Le 2° du I conforte, à l’article L. 651-2 du code de la construction et de l’habitation, le régime pénal du changement d’usage, en dotant l’autorité organisatrice de l’habitat ou l’EPCI compétent en matière d’urbanisme de la compétence pour assigner en justice la personne qui enfreint les dispositions de l’article L. 631-7 précité, à des fins d’application de l’amende administrative.
Le II prévoit, à l’article L. 151-41 du code de l’urbanisme, une faculté d’encadrer l’usage futur dans le plan local d’urbanisme. Dans la section prévoyant les servitudes et les emplacements réservés, il dispose que le règlement du PLU peut délimiter, dans les zones urbaines ou à urbaniser, des secteurs dans lesquels, en cas de réalisation d’un programme de logements, les locaux sont destinés exclusivement à l’usage d’habitation.
III. les dispositions adoptÉES par la commission
L’article 2 a fait l’objet d’une réécriture complète et d’enrichissements conséquents par l’adoption d’un certain nombre d’amendements.
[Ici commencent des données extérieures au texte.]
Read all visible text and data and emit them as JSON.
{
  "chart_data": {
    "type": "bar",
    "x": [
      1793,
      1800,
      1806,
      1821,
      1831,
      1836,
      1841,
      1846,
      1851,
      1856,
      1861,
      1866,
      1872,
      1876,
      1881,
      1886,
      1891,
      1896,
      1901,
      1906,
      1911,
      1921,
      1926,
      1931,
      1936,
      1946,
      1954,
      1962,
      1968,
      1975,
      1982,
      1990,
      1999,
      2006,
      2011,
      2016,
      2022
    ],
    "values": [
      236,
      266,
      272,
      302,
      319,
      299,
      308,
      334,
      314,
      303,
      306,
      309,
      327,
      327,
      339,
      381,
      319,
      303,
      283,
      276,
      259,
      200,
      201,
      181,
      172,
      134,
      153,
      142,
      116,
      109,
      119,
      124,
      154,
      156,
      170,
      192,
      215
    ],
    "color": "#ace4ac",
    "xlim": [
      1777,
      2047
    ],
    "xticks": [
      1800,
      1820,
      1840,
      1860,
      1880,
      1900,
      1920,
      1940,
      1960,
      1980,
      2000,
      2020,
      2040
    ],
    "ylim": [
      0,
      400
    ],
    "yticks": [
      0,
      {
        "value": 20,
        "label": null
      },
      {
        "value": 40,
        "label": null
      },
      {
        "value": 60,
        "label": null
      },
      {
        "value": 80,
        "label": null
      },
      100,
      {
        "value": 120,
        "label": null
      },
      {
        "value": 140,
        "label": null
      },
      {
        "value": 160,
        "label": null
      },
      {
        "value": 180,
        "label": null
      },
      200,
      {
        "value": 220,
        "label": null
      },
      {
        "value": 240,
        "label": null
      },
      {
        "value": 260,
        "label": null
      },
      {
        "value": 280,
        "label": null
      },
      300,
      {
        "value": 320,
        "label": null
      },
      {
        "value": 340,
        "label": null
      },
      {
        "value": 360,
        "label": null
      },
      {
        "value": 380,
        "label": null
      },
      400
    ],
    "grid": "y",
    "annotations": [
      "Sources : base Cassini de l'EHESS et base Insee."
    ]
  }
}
1. L’extension et la simplification du régime du changement d’usage
L’adoption de deux amendements identiques CE178 de vos rapporteurs et CE161 de M. Antoine Armand et des membres du groupe Renaissance a modifié les critères de mise en œuvre du régime de changement d’usage.
Dans son texte initial, la proposition de loi tendait à élargir le nombre de communes dans lesquelles s’applique la règle du changement d’usage, en visant l’ensemble des communes situées en zone tendue au sens de l’article L. 31‑10‑2 du code de la construction et de l’habitation.
Or, depuis le dépôt de la proposition en avril, le décret d’application de l’article 73 de la loi de finances pour 2023 ([75]) a procédé à un élargissement significatif du nombre de communes dans lesquelles le changement d’usage peut être instauré sur simple délibération de l’organe délibérant, sans en passer par l’autorisation du préfet. Il s’agit d’une avancée saluée par vos rapporteurs, puisqu’elle donne à davantage de communes les outils pour protéger leur parc de logements.
La nouvelle rédaction du a et du a bis du 1° du I prend acte de cette évolution récente en remplaçant la référence précédente par une référence au « décret mentionné au I de l’article 232 du code général des impôts ». Les communes comprises dans les zones tendues listées par ce décret pourront être soumises, sur décision de l’organe délibérant, à un régime de changement d’usage (qui emportera aussi, conformément à l’article 1er du présent texte, application des obligations de performance énergétique). Pour beaucoup d’entre elles, il s’agit d’une simplification et d’un renforcement, là où il leur fallait, en l’état du droit, attendre l’autorisation préfectorale pour prendre une telle décision.
Les 1° quater du I prévoit en outre que les territoires qui ne sont pas compris dans une zone tendue au sens du décret précité pourront également appliquer le régime du changement d’usage sans en passer par une décision préfectorale comme c’est le cas dans le droit actuel, à condition toutefois que leur organe délibérant adopte en ce sens une délibération motivée au regard des « éléments caractéristiques de la tension locative ». L’amendement revêt donc aussi une visée simplificatrice, puisqu’il permet de passer de trois catégories de communes à seulement deux, en fonction uniquement de leur situation ou non en zone tendue.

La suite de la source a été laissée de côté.